First, I assess the utility of a novel control variable: a measure of genetic selection into education. Genetic selection is operationalized using a polygenic score (PGS) that predicts years of schooling based on many hundreds of thousands of genetic variants across the genome. Among European-ancestry respondents to the Health and Retirement Study (HRS) and the Wisconsin Longitudinal Study (WLS), I find that controlling for the PGS significantly attenuates the association between education and later health. The level of attenuation I observe is comparable to that obtained when controlling instead for measures of other known confounders, including family background and childhood health. Additional results suggest that the education PGS reflects more proximal confounders of the education-health link that may not be adequately controlled using survey measures alone. Crucially, however, the positive relationship between education and health is robust to this particular measure of genetic selection into years of schooling.

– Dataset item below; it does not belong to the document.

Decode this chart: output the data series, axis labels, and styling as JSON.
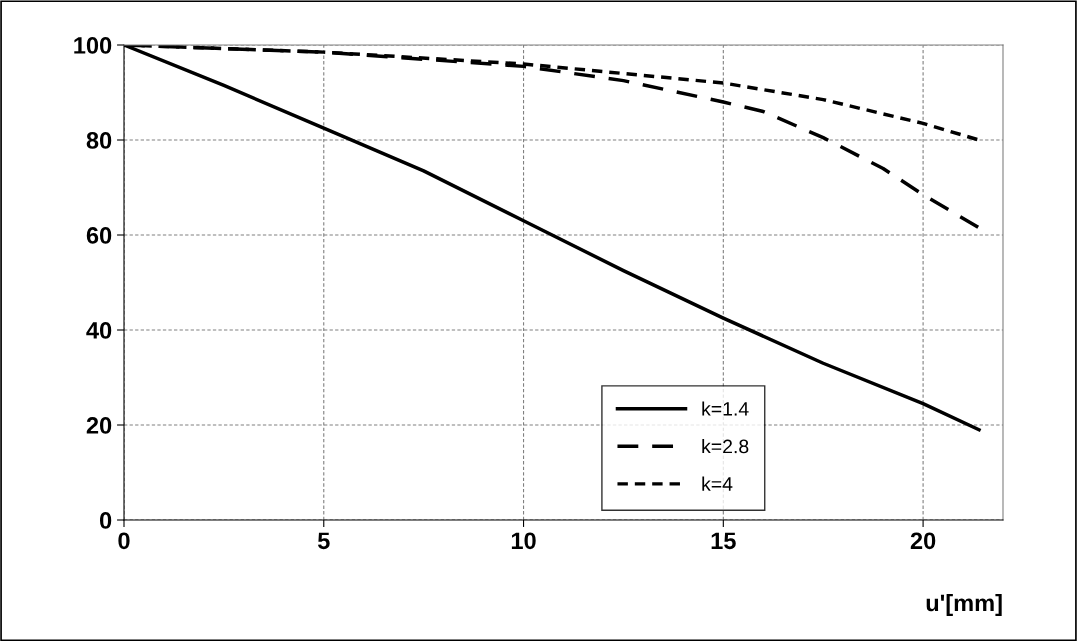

Next, I evaluate whether the association of education with health varies across sociodemographic groups defined by socioeconomic (SES) origin, race, and gender using data from the HRS. In so doing, I take a more complex intersectional perspective than has been used in prior work. This is important, as exposure to discrimination, which shapes opportunities to use resources in support of health, may depend on multiple sociodemographic characteristics simultaneously. Results underscore the importance of one intersection in particular: that between SES origin and race. In line with prior work, I find that the association of years of schooling with self-reported health is stronger for those from low-SES backgrounds; however, this is only the case among whites. Seen from the other angle, the association of education with self-reported health and mortality is weaker for blacks than for whites, but primarily among those from low-SES origins. For both self-reported health and mortality, I find the smallest gain in health per year of schooling among low-SES origin black men, the group with the highest risk of poor health and mortality overall.
In the final empirical chapter, I use data from the HRS to assess whether educational disparities in biomarkers of health risk vary across their distributions. Fundamental cause theory implies that such disparities will be largest where related resources can most successfully be leveraged to improve outcomes. For many biomarkers, this could be in the unhealthy tail of the distribution, where unequal access to and efficacy of medical interventions may exacerbate disparities. Consistent with this theory, I find that educational disparities in blood sugar and blood pressure are largest at their least healthy levels, precisely the points where impacts on subsequent morbidity and mortality are greatest. Meanwhile, high-density lipoprotein (HDL) or “good” cholesterol—a biomarker that is not regularly targeted by medication—does not display such a pattern. These results are not only of theoretical and substantive interest; they also provide methodological guidance for future work on biomarkers of health risk, which is timely given the recent proliferation of such measures in social science datasets.